Abstract:
This essay argues that Mitchell Lichtenstein’s film Teeth (2007) is an exemplary appropriation of the femme castratrice, a sadistic and castrating female figure that subverts the patriarchal mythologies undergirding the gendered logics of both screen violence and cultural misogyny. The film chronicles Dawn’s post–sexual assault transformation from a passive defender of women’s purity to an avenging heroine with castrating genitals. First, I illustrate how Teeth intervenes in the gendered politics of spectatorship by cultivating identification with a violent heroine who refuses to abide by the stable binary between masculine violence/feminized victimhood. This subversive iteration of rape-revenge cinema is assisted by the filmmaker’s introduction of camp, a playful and self-conscious cinematic style that renders transparent the fantasies guiding the cinematic construction of violence and the male gaze. Second, I argue that this revision of the rape-revenge genre equips audiences with important symbolic resources for feminist critiques of cultural misogyny. Teeth’s avenging heroine updates the sexual politics of second-wave feminism to resist recent political efforts to regulate women’s bodies.

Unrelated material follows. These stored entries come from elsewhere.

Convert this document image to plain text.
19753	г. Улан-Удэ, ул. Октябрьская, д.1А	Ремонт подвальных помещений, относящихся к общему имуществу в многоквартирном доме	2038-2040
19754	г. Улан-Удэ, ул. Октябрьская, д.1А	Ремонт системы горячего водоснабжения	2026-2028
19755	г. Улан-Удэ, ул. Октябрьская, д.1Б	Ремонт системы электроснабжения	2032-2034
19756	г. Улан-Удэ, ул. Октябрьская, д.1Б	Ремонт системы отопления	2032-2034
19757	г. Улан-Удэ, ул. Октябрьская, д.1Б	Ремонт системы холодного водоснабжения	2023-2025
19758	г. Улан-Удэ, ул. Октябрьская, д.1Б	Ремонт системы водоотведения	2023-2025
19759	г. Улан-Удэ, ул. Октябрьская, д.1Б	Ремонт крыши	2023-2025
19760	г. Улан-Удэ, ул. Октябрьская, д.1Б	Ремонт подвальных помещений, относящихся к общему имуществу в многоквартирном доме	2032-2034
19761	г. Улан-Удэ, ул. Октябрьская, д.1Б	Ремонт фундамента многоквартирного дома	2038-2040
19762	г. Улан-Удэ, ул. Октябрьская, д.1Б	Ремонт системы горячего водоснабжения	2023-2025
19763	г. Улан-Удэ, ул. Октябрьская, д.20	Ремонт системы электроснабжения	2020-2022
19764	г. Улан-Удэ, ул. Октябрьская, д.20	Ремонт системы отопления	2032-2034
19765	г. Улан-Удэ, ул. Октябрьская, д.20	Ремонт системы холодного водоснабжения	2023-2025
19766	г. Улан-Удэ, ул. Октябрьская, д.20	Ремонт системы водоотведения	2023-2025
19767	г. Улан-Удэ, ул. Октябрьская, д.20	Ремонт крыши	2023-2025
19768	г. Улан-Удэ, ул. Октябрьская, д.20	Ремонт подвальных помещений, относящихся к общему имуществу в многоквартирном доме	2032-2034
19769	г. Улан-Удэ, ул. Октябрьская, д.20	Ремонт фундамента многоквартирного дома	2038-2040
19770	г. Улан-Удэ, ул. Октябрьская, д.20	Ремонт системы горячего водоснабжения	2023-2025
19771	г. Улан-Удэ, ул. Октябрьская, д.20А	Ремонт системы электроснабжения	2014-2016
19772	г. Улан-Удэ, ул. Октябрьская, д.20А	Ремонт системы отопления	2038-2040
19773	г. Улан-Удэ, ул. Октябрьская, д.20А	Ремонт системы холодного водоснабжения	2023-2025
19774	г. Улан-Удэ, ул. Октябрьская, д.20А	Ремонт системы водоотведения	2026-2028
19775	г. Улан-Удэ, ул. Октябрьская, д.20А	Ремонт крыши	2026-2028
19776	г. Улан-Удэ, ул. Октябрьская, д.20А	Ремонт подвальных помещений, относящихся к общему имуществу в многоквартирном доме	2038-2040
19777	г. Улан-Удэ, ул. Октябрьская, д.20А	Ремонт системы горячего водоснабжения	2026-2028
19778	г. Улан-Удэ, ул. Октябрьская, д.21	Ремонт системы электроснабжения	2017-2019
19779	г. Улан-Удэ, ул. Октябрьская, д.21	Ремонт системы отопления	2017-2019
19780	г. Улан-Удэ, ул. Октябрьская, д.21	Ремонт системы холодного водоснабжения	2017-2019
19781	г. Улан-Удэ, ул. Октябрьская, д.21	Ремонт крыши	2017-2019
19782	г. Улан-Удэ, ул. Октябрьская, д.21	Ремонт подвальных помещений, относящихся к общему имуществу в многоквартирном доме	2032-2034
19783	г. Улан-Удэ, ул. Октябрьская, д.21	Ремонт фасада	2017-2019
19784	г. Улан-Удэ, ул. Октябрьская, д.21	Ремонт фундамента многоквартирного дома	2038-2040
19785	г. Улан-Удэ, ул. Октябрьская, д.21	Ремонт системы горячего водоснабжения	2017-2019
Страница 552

Kelly, Casey Ryan. 2016. “Camp Horror and the Gendered Politics of Screen Violence: Subverting the Monstrous-Feminine in Teeth (2007).” Women’s Studies in Communication Vol. 39( 1):86-106.
[An interesting article, to be sure. Even if one didn’t see the film, they have probably heard about it, and if not, can still appreciate the theoretical perspectives in this publication. Kelly (the author) often references Barbara Creed’s work, The monstrous-feminine: Film, feminism, psychoanalysis (1993). Barbara Creed, like Casey Ryan Kelly, are critical media theorists that analyze film through a feminist lens, and I recommend checking out more of their publications to understand good films, TV, or other media or media in general in perhaps a new, important, and intriguing way.]